McGee mentions that this year has made practices so much more valuable to her experience as a student-athlete. “Now that I’m back practicing with the lacrosse team, I am so much more excited and starting to get antsy for games to start soon,” said McGee. “I am hoping to have a full season this year because we were on an amazing ride last year when COVID-19 hit, so it’ll be great to finish what we started.” 

At the beginning of their 2020 season, the women’s lacrosse team was on a program-best 5-0 start and on pace to break several individual and program records.
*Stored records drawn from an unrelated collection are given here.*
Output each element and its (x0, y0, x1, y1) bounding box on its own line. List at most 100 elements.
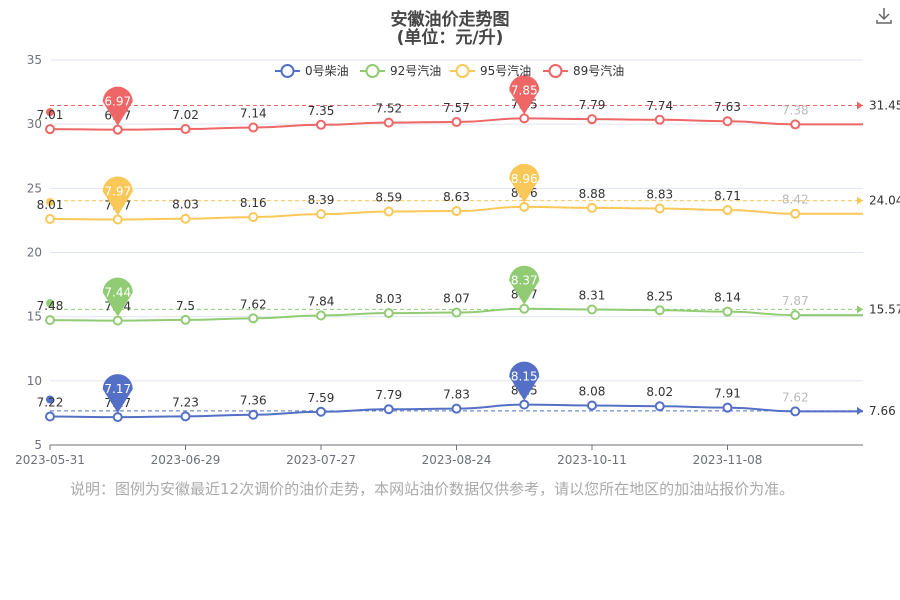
data-label: 7.87 (782, 294, 809, 308)
min-pin-label: 7.17 (104, 382, 131, 396)
min-pin: 6.97 (102, 86, 133, 126)
max-pin-label: 8.15 (511, 370, 538, 384)
data-label: 7.62 (782, 390, 809, 404)
series-line (49, 117, 863, 131)
data-point (587, 304, 597, 315)
avg-arrow (857, 305, 863, 314)
data-point (451, 206, 462, 217)
data-point (451, 307, 462, 318)
x-tick-label: 2023-11-08 (693, 453, 763, 467)
data-label: 8.14 (714, 291, 741, 305)
max-pin-label: 7.85 (511, 83, 538, 97)
data-point (790, 406, 801, 417)
max-pin-label: 8.96 (511, 172, 538, 186)
avg-arrow (857, 101, 863, 110)
legend-marker (365, 64, 380, 78)
data-point (790, 310, 801, 321)
max-pin: 8.96 (509, 163, 540, 203)
avg-label: 15.57 (869, 302, 900, 316)
data-label: 7.57 (443, 101, 470, 115)
avg-label: 24.04 (869, 194, 900, 208)
data-label: 8.16 (240, 196, 267, 210)
min-pin: 7.17 (102, 374, 133, 414)
data-point (654, 305, 665, 316)
page-title: 安徽油价走势图 (390, 10, 510, 30)
data-point (248, 313, 259, 324)
data-point (383, 404, 394, 415)
data-point (654, 114, 665, 125)
y-tick-label: 20 (27, 246, 42, 260)
data-label: 7.84 (308, 295, 335, 309)
min-pin-label: 7.97 (104, 185, 131, 199)
page-subtitle: (单位：元/升) (396, 28, 504, 48)
data-point (790, 119, 801, 130)
min-pin-shape (102, 176, 133, 216)
data-point (519, 303, 530, 314)
series-1: 15.57 7.48 7.44 7.5 7.62 7.84 8.03 8.07 8.37 8.31… (37, 265, 900, 326)
data-label: 8.83 (646, 187, 673, 201)
legend-marker (455, 64, 470, 78)
data-point (587, 400, 597, 411)
data-label: 8.31 (579, 288, 606, 302)
data-point (45, 214, 55, 225)
legend-label: 0号柴油 (305, 64, 349, 78)
min-pin: 7.97 (102, 176, 133, 216)
data-point (722, 116, 733, 127)
download-icon[interactable] (874, 6, 894, 26)
min-pin: 7.44 (102, 277, 133, 317)
data-point (722, 306, 733, 317)
data-label: 7.59 (308, 391, 335, 405)
data-label: 7.38 (782, 103, 809, 117)
data-label: 7.02 (172, 108, 199, 122)
data-point (180, 411, 191, 422)
data-point (45, 411, 55, 422)
data-label: 8.01 (37, 198, 64, 212)
max-pin-shape (509, 265, 540, 305)
data-label: 7.23 (172, 395, 199, 409)
legend-marker (548, 64, 563, 78)
y-tick-label: 25 (27, 181, 42, 195)
avg-arrow (857, 196, 863, 205)
y-tick-label: 30 (27, 117, 42, 131)
max-pin-shape (509, 163, 540, 203)
data-label: 8.07 (443, 292, 470, 306)
x-tick-label: 2023-07-27 (286, 453, 356, 467)
data-label: 8.59 (375, 191, 402, 205)
data-point (722, 402, 733, 413)
data-label: 7.62 (240, 297, 267, 311)
series-0: 7.66 7.22 7.17 7.23 7.36 7.59 7.79 7.83 8.15 8.08… (37, 361, 896, 423)
data-point (587, 114, 597, 125)
max-pin-shape (509, 75, 540, 115)
data-label: 7.79 (375, 388, 402, 402)
min-pin-shape (102, 374, 133, 414)
max-pin: 8.37 (509, 265, 540, 305)
avg-label: 7.66 (869, 404, 896, 418)
series-3: 31.45 7.01 6.97 7.02 7.14 7.35 7.52 7.57 7.85 7.7… (37, 75, 900, 135)
data-label: 7.52 (375, 102, 402, 116)
data-point (383, 308, 394, 319)
data-point (654, 401, 665, 412)
data-point (112, 214, 123, 225)
first-marker (46, 108, 54, 117)
y-tick-label: 10 (27, 374, 42, 388)
data-point (519, 399, 530, 410)
legend-marker (280, 64, 295, 78)
series-line (49, 307, 863, 322)
x-tick-label: 2023-10-11 (557, 453, 627, 467)
first-marker (46, 395, 54, 404)
data-point (316, 119, 326, 130)
y-tick-label: 15 (27, 310, 42, 324)
avg-arrow (857, 406, 863, 415)
first-marker (46, 299, 54, 308)
data-label: 7.01 (37, 108, 64, 122)
legend-item-3: 89号汽油 (543, 63, 624, 78)
data-point (180, 314, 191, 325)
max-pin-shape (509, 361, 540, 401)
legend-item-2: 95号汽油 (450, 63, 531, 78)
data-label: 8.88 (579, 187, 606, 201)
data-label: 7.48 (37, 299, 64, 313)
legend-label: 92号汽油 (390, 63, 441, 78)
legend-label: 95号汽油 (480, 63, 531, 78)
data-label: 7.36 (240, 394, 267, 408)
In their final game on March 11th, CUC defeated Hollins University 18-2.

For freshman student-athletes, the start of their collegiate careers occurs during one of the biggest health crises in history.  “We have nothing to compare this year to,” said Isabelle Vernengo, a freshman on the women’s volleyball team. “It’s hard to adjust to a new place, new team, and make it your new home. All these COVID-19 restrictions don’t make it any easier.”

Many coaches feel the same stress and worries that their athletes have about their upcoming season.  Now in his second season as the head coach of the baseball team, Kolin Conner has yet to manage a baseball season at CUC without COVID-19. “When you are encountered with something like COVID that is brand new to the world, everyone is learning on the go and everyone is doing the best they can,” said Conner. “Don’t get me wrong it is very challenging for everyone and my life could be infinitely worse, but I would be lying to you if I didn’t say COVID-related things are on my mind 24/7. We have to have back up plans and almost expect things to go wrong.”
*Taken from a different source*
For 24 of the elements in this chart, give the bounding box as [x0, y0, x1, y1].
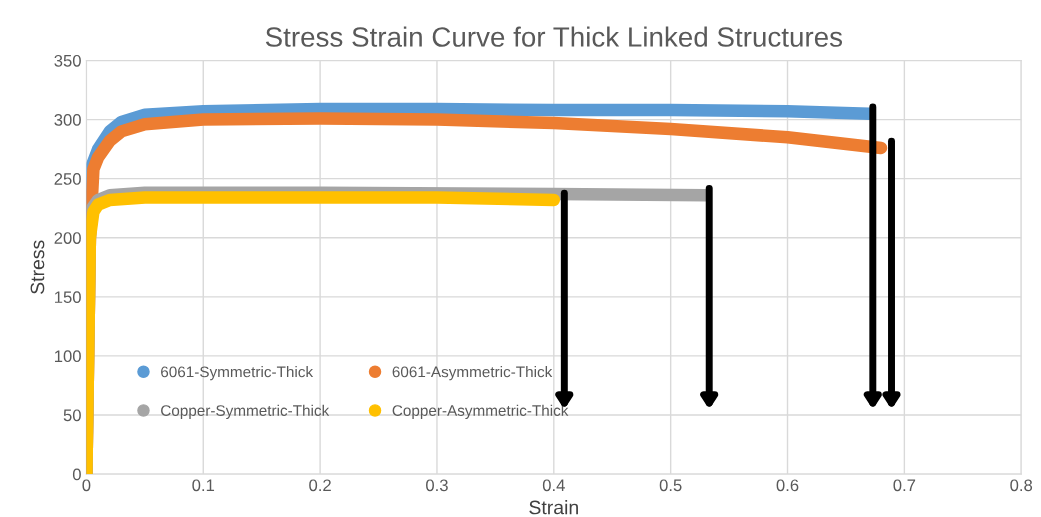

The baseball team was on their spring break trip in Florida last March when the NCAA announced the cancelation of all collegiate athletics. Conner says his team has basically been training for two years now. “I know our guys are ready to play and I’m excited for them,” he said. “We talk daily about pacing ourselves and enjoying the journey and the process. It has helped me commit to a mentality that I have passed off to my players. It’s one day at a time, if you look any further you really limit yourself. Being in the moment and being present is the true way to make ourselves better.”

With the days winding down until the remaining teams start competing again, many student-athletes still worry that their seasons may be cut short. Both the men’s and women’s basketball teams have had doubleheaders canceled due to positive COVID-19 cases or teams backing out of competition this season.
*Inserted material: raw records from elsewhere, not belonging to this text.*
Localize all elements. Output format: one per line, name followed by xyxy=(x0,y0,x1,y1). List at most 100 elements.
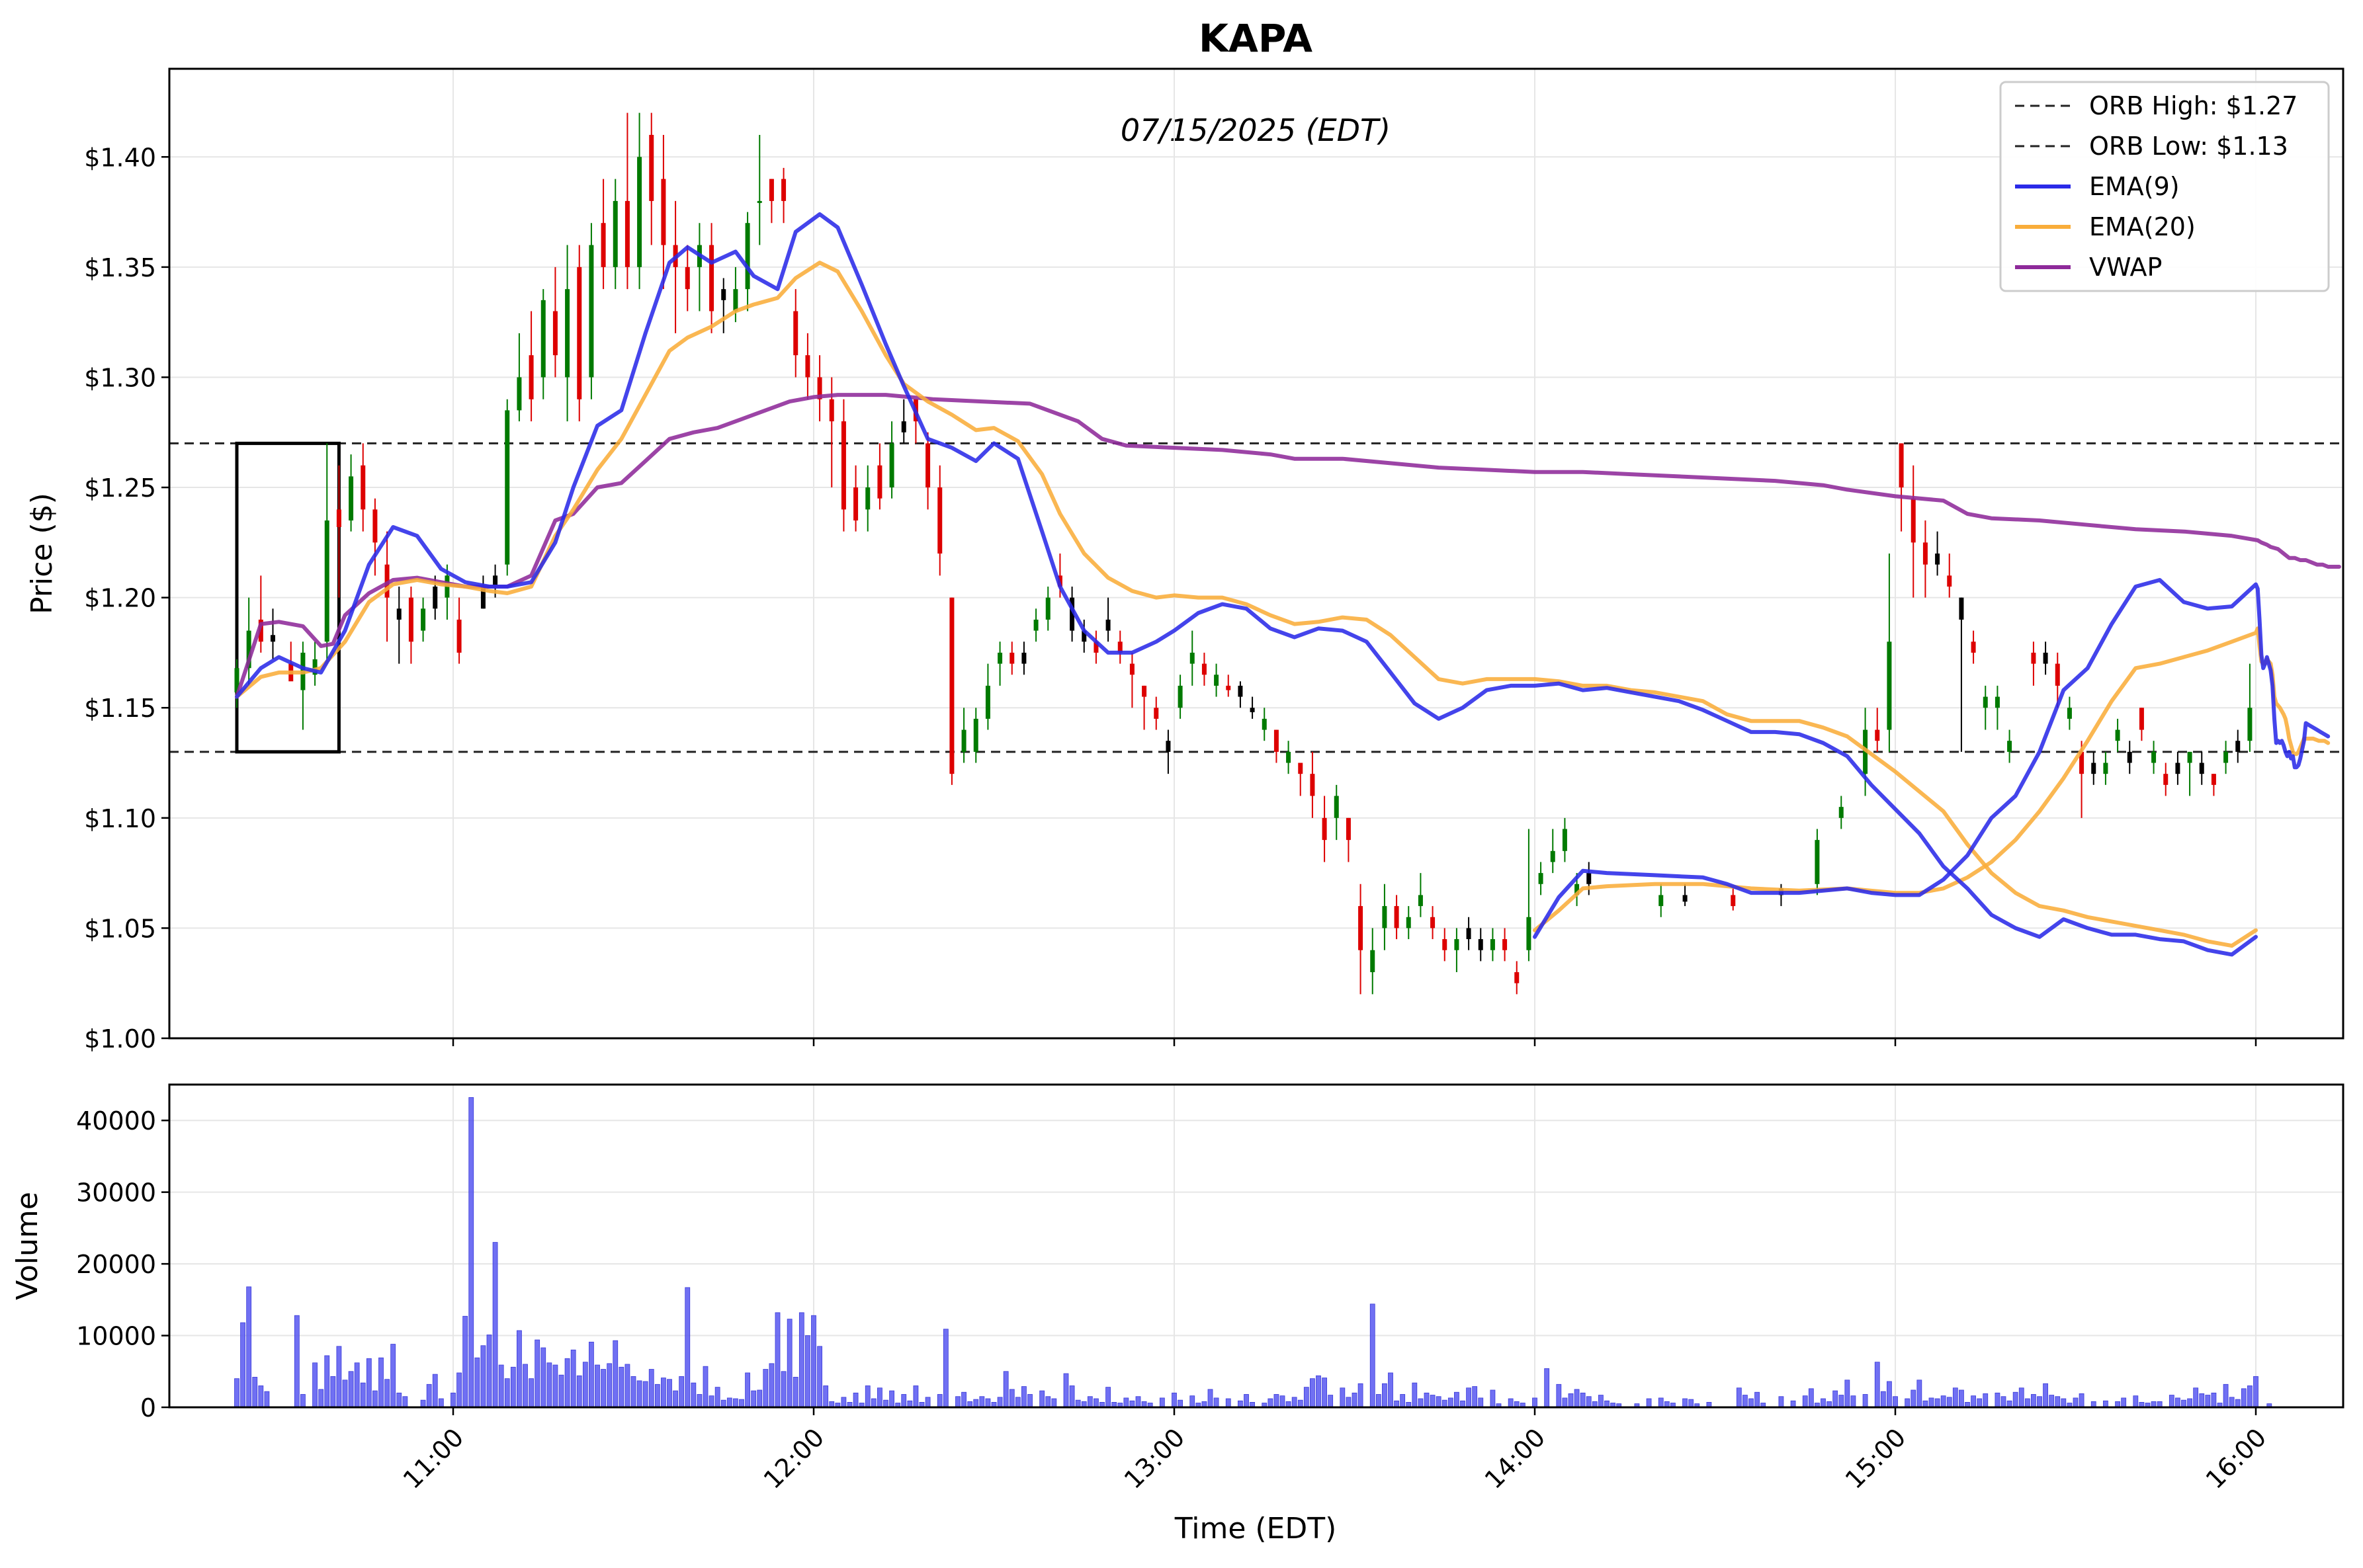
volume-bar xyxy=(517,1330,522,1408)
volume-bar xyxy=(1369,1303,1375,1408)
volume-bar xyxy=(961,1391,967,1408)
x-axis-label: Time (EDT) xyxy=(1174,1512,1337,1546)
volume-bar xyxy=(1021,1386,1027,1408)
volume-bar xyxy=(955,1396,961,1408)
line-ema-20 xyxy=(235,261,2258,948)
volume-bar xyxy=(889,1390,894,1408)
candle-body xyxy=(336,509,341,528)
candle-body xyxy=(1586,873,1592,884)
volume-bar xyxy=(2055,1396,2061,1408)
volume-bar xyxy=(841,1397,847,1408)
volume-bar xyxy=(709,1395,714,1408)
candle-body xyxy=(649,134,654,201)
candle-body xyxy=(2127,751,2132,763)
volume-bar xyxy=(787,1319,793,1408)
volume-y-label: Volume xyxy=(11,1192,44,1300)
candle-body xyxy=(1033,619,1039,631)
candle-body xyxy=(961,729,967,752)
volume-bar xyxy=(354,1362,360,1408)
candle-body xyxy=(456,619,462,653)
volume-bar xyxy=(1682,1398,1688,1408)
volume-bar xyxy=(745,1372,750,1408)
candle-body xyxy=(565,289,570,378)
price-y-tick-label: $1.05 xyxy=(84,914,156,943)
volume-bar xyxy=(720,1399,726,1408)
candle-body xyxy=(829,399,834,422)
volume-bar xyxy=(691,1382,697,1408)
candle-body xyxy=(1947,575,1952,587)
volume-bar xyxy=(582,1362,588,1408)
candle-body xyxy=(1189,652,1195,664)
volume-bar xyxy=(2175,1397,2180,1408)
candle-body xyxy=(1394,906,1399,928)
candle-body xyxy=(1166,741,1171,752)
candle-body xyxy=(1201,663,1207,675)
volume-bar xyxy=(667,1379,672,1408)
volume-bar xyxy=(1598,1395,1604,1408)
volume-bar xyxy=(883,1399,888,1408)
volume-bar xyxy=(1328,1395,1334,1408)
chart-date-annotation: 07/15/2025 (EDT) xyxy=(1121,112,1391,148)
volume-bar xyxy=(1418,1398,1424,1408)
volume-bar xyxy=(2253,1376,2258,1408)
candle-body xyxy=(1983,696,1988,708)
volume-bar xyxy=(246,1286,252,1408)
volume-bar xyxy=(811,1315,816,1408)
volume-y-tick-label: 20000 xyxy=(76,1250,156,1279)
candle-body xyxy=(1995,696,2000,708)
candle-body xyxy=(877,465,882,499)
volume-bar xyxy=(300,1394,306,1408)
candle-body xyxy=(841,421,846,510)
volume-bar xyxy=(258,1385,264,1408)
volume-bar xyxy=(1971,1395,1976,1408)
volume-bar xyxy=(486,1335,492,1408)
candle-body xyxy=(925,443,931,488)
candle-body xyxy=(1370,950,1375,973)
volume-bar xyxy=(480,1345,486,1408)
candle-body xyxy=(2055,663,2060,686)
candle-body xyxy=(493,575,498,587)
volume-bar xyxy=(546,1362,552,1408)
volume-bar xyxy=(1382,1383,1387,1408)
candle-body xyxy=(1478,939,1483,950)
volume-bar xyxy=(1508,1398,1514,1408)
legend: ORB High: $1.27 ORB Low: $1.13 EMA(9) EMA(2… xyxy=(1999,81,2330,292)
volume-bar xyxy=(1316,1375,1321,1408)
volume-bar xyxy=(1850,1395,1856,1408)
volume-bar xyxy=(1267,1398,1273,1408)
candle-body xyxy=(937,487,943,554)
volume-bar xyxy=(312,1362,318,1408)
price-y-tick-label: $1.20 xyxy=(84,584,156,613)
candle-body xyxy=(2175,763,2180,774)
volume-bar xyxy=(1178,1399,1183,1408)
candle-body xyxy=(1466,928,1471,940)
candle-body xyxy=(1214,675,1219,686)
candle-body xyxy=(1538,873,1543,884)
volume-bar xyxy=(1778,1396,1784,1408)
volume-bar xyxy=(817,1346,822,1408)
volume-bar xyxy=(1412,1382,1418,1408)
volume-bar xyxy=(1447,1397,1453,1408)
candle-body xyxy=(745,223,750,290)
volume-bar xyxy=(1977,1398,1983,1408)
volume-bar xyxy=(726,1397,732,1408)
candle-body xyxy=(1514,972,1520,983)
candle-body xyxy=(2151,751,2157,763)
volume-bar xyxy=(781,1371,787,1408)
price-y-tick-label: $1.35 xyxy=(84,253,156,282)
price-y-tick-label: $1.10 xyxy=(84,804,156,833)
volume-bar xyxy=(2235,1399,2241,1408)
candle-body xyxy=(529,355,534,399)
volume-bar xyxy=(1291,1397,1297,1408)
volume-bar xyxy=(438,1398,444,1408)
volume-bar xyxy=(240,1322,245,1408)
volume-bar xyxy=(342,1380,348,1408)
legend-items: ORB High: $1.27 ORB Low: $1.13 EMA(9) EMA(2… xyxy=(2015,91,2298,282)
volume-bar xyxy=(2229,1397,2235,1408)
volume-bar xyxy=(564,1358,570,1408)
candle-body xyxy=(2007,741,2012,752)
candle-body xyxy=(1731,895,1736,907)
candle-body xyxy=(1117,641,1123,653)
volume-bar xyxy=(1887,1381,1892,1408)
 The athletic department worked with the university and local health officials to develop plans for limited numbers of fans to attend home games. This past weekend, CUC allowed fifty students and faculty members to attend three basketball games. “We are still working on logistics for parents to attend, but for now we are limited in capacity by local restrictions, especially for indoor sports,” said Wolbert. “We are evaluating what we can do for outdoor events and fans.”

 Regardless of how many fans are in attendance or who the opponent is, CUC student-athletes are amped up to start competition in the spring. “I’m excited and hopeful we have a full season,” said Vernengo. “It’s been so long since I’ve played in a game, but the team is ready to play someone other than ourselves.”